Афиноген пригубил, восхищенно закатил глаза.

– Послушай одну старую историю, – заспешил Верховодов. – Про женщин. Я расскажу! Но давно, конечно, было. Влюбился мужик в свою госпожу – богатую светскую даму из высшего общества. Исстрадался, Гена, весь насквозь, измучился. Охудел, зелье даже в горло не шло. Но как ему к ней подступиться! Она в шелках, в нарядах, арии поет гостям, а он, как есть, в лаптях и тулупе. При конях службу несет. Дама эта, разумеется, видит мужицкие терзания и вроде посочувствовала ему. Однажды вызывает его к себе в гостиную и подводит к буфету… Слушай, что дальше. Наливает мужику в деревянную рюмку водки и говорит: пей. Он, конечно, губы утер и выпил.
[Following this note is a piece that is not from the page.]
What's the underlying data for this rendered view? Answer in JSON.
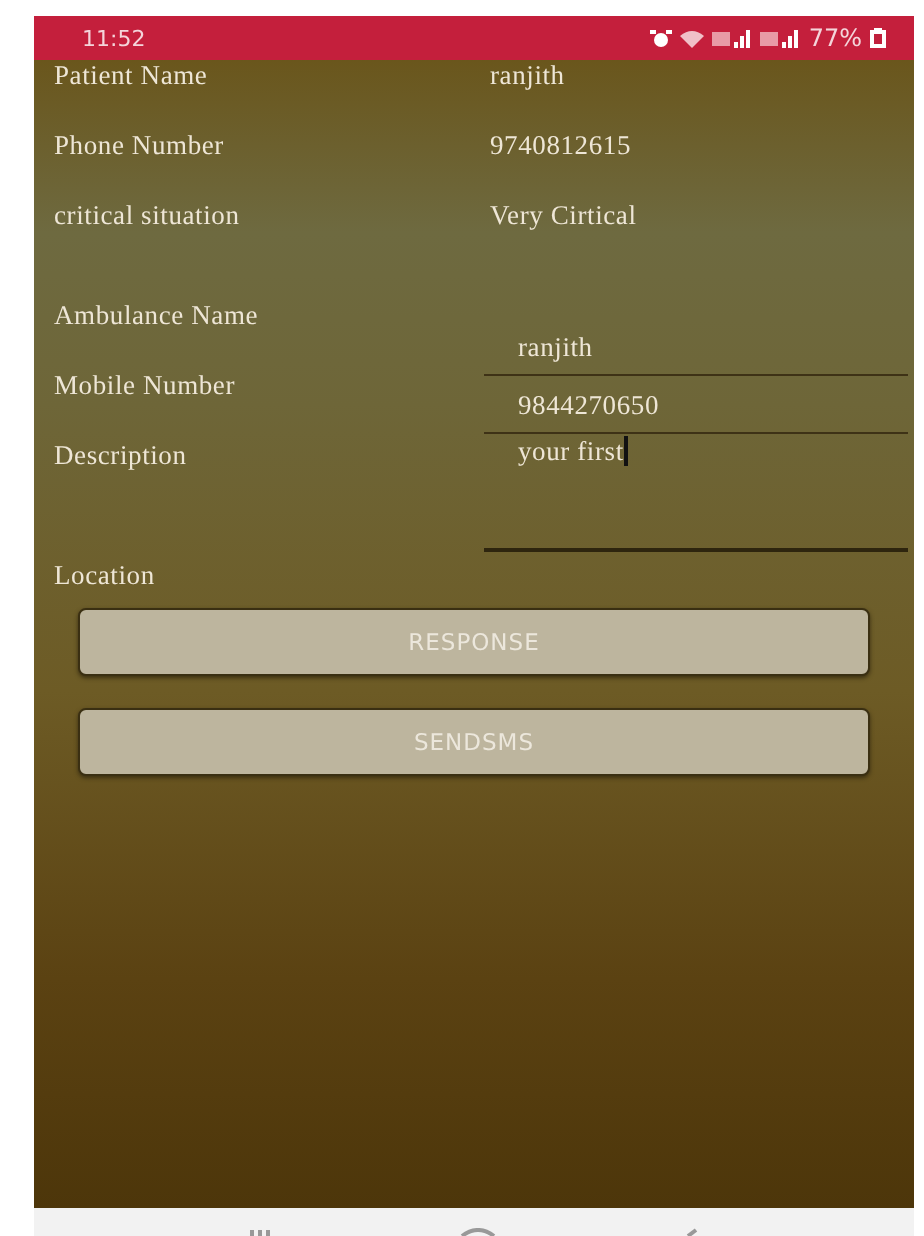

Не в радость выпил, а так, из уважения. Теперь дама наливает водку в серебряную рюмку и опять говорит: пей… Выпил. Что дальше, думает, будет происходить. Дама разлюбезная тем временем поводит обнаженным плечиком, подмигивает мужику и наливает водку в золотую рюмку с царским вензелем: пей! Выпил мужик, дело знакомое. А сам уж, конечно, растерялся стоит. Днем дело–то. «Ну как эта водка?» – спрашивает госпожа с лукавством. «Обыкновенная, – отвечает мужик, – что та, что эта из одного, поди, графина налита». «Ну вот, – объясняет ему дамочка, – так и женщины все одинаковые. Оправа только разная».
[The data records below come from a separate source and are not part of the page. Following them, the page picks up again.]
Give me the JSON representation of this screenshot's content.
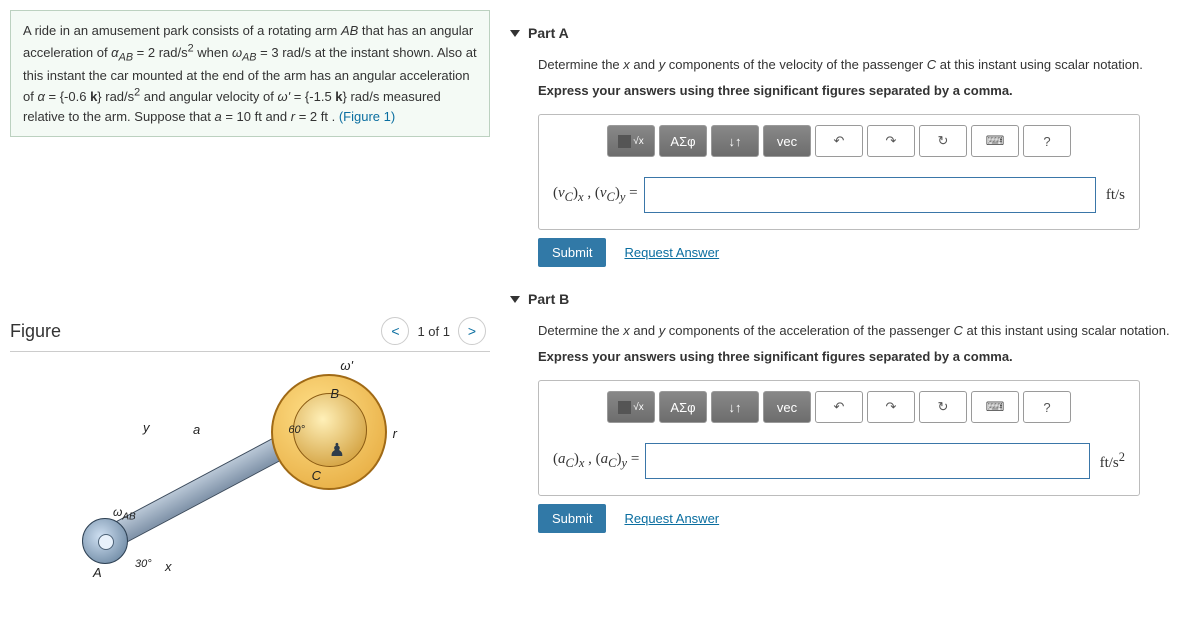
{
  "problem": {
    "text_html": "A ride in an amusement park consists of a rotating arm <i>AB</i> that has an angular acceleration of <i>α<sub>AB</sub></i> = 2 rad/s² when <i>ω<sub>AB</sub></i> = 3 rad/s at the instant shown. Also at this instant the car mounted at the end of the arm has an angular acceleration of <i>α</i> = {-0.6 <b>k</b>} rad/s² and angular velocity of <i>ω'</i> = {-1.5 <b>k</b>} rad/s measured relative to the arm. Suppose that <i>a</i> = 10 ft and <i>r</i> = 2 ft . ",
    "figure_link": "(Figure 1)"
  },
  "figure": {
    "title": "Figure",
    "counter": "1 of 1",
    "labels": {
      "A": "A",
      "B": "B",
      "C": "C",
      "r": "r",
      "a": "a",
      "y": "y",
      "x": "x",
      "omega_prime": "ω'",
      "angle30": "30°",
      "angle60": "60°",
      "omega_ab": "ω_AB"
    }
  },
  "toolbar": {
    "greek": "ΑΣφ",
    "subsup": "↓↑",
    "vec": "vec",
    "undo": "↶",
    "redo": "↷",
    "reset": "↻",
    "keyboard": "⌨",
    "help": "?"
  },
  "partA": {
    "title": "Part A",
    "prompt1": "Determine the x and y components of the velocity of the passenger C at this instant using scalar notation.",
    "prompt2": "Express your answers using three significant figures separated by a comma.",
    "lhs": "(v_C)_x , (v_C)_y =",
    "unit": "ft/s",
    "submit": "Submit",
    "request": "Request Answer"
  },
  "partB": {
    "title": "Part B",
    "prompt1": "Determine the x and y components of the acceleration of the passenger C at this instant using scalar notation.",
    "prompt2": "Express your answers using three significant figures separated by a comma.",
    "lhs": "(a_C)_x , (a_C)_y =",
    "unit": "ft/s²",
    "submit": "Submit",
    "request": "Request Answer"
  }
}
Поклонился мужик за науку, все понял и ушел. И после того урока вскоре излечился от пагубной страсти. Как тебе этот случай, Геша?

– Все точно, – кивнул Афиноген. – Как в действительности.
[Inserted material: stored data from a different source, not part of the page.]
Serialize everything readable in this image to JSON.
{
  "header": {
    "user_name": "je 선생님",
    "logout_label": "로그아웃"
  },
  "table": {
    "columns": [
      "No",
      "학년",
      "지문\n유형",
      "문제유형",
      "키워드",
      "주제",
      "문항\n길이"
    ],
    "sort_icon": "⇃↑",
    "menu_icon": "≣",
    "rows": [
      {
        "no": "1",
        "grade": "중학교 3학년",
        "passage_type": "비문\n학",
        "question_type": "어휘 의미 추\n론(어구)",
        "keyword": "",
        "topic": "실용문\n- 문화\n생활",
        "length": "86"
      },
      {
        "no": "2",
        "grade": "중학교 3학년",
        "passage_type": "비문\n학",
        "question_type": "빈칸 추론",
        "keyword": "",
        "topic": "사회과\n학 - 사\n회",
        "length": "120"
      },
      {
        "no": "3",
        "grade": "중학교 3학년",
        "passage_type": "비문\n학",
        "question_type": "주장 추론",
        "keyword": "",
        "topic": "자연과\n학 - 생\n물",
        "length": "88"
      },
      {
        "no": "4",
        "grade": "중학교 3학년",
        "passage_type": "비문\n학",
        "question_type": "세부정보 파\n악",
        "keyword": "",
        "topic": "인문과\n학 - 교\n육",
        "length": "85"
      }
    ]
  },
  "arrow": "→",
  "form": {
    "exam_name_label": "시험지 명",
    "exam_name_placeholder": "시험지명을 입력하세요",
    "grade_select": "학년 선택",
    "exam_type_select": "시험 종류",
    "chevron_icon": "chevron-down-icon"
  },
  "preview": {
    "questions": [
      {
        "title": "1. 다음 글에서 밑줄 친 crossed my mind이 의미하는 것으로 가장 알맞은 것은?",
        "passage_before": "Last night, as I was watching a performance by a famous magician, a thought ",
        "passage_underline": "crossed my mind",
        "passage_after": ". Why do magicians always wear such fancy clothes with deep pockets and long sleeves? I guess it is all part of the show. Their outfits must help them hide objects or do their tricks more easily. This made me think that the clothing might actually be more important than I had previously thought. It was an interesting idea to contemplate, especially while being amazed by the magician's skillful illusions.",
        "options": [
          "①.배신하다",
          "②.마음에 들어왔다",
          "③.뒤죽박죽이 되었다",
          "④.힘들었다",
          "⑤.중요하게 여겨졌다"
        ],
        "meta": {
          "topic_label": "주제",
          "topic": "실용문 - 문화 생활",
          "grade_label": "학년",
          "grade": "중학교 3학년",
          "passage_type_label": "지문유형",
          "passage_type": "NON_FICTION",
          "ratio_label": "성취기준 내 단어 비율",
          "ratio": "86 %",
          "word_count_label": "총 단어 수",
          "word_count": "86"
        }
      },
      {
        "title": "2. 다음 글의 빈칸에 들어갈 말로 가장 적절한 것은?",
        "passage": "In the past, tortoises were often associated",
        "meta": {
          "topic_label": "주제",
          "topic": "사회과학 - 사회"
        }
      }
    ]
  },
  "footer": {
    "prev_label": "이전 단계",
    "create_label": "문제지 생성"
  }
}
Верховодов порозовел и возбудился от хорошего разговора.

– Мужчины, нет, другое совсем дело, Гена. У ^мужчин есть воля, ум и цель. Поэтому их жизненный путь складывается в зависимости от идеи. А женщины, Гена, как растения. Солнышко светит – они счастливы, дождик закапает – цветут пышным цветом. Холод настанет, буря – никнут, Геша, и засыхают до самого корня. Что ты, дорогой. Ты мужчину не равняй. Настоящий если мужчина, то живет со смыслом и защищает идею. Даже я, старик, а борюсь со злом и мракобесием и защищаю зеленую природу от посягательств распоясавшихся хулиганов.

– Великое вам за это спасибо от всех федулин– ских жителей, – сказал Афиноген. – Они вас любят и уважают.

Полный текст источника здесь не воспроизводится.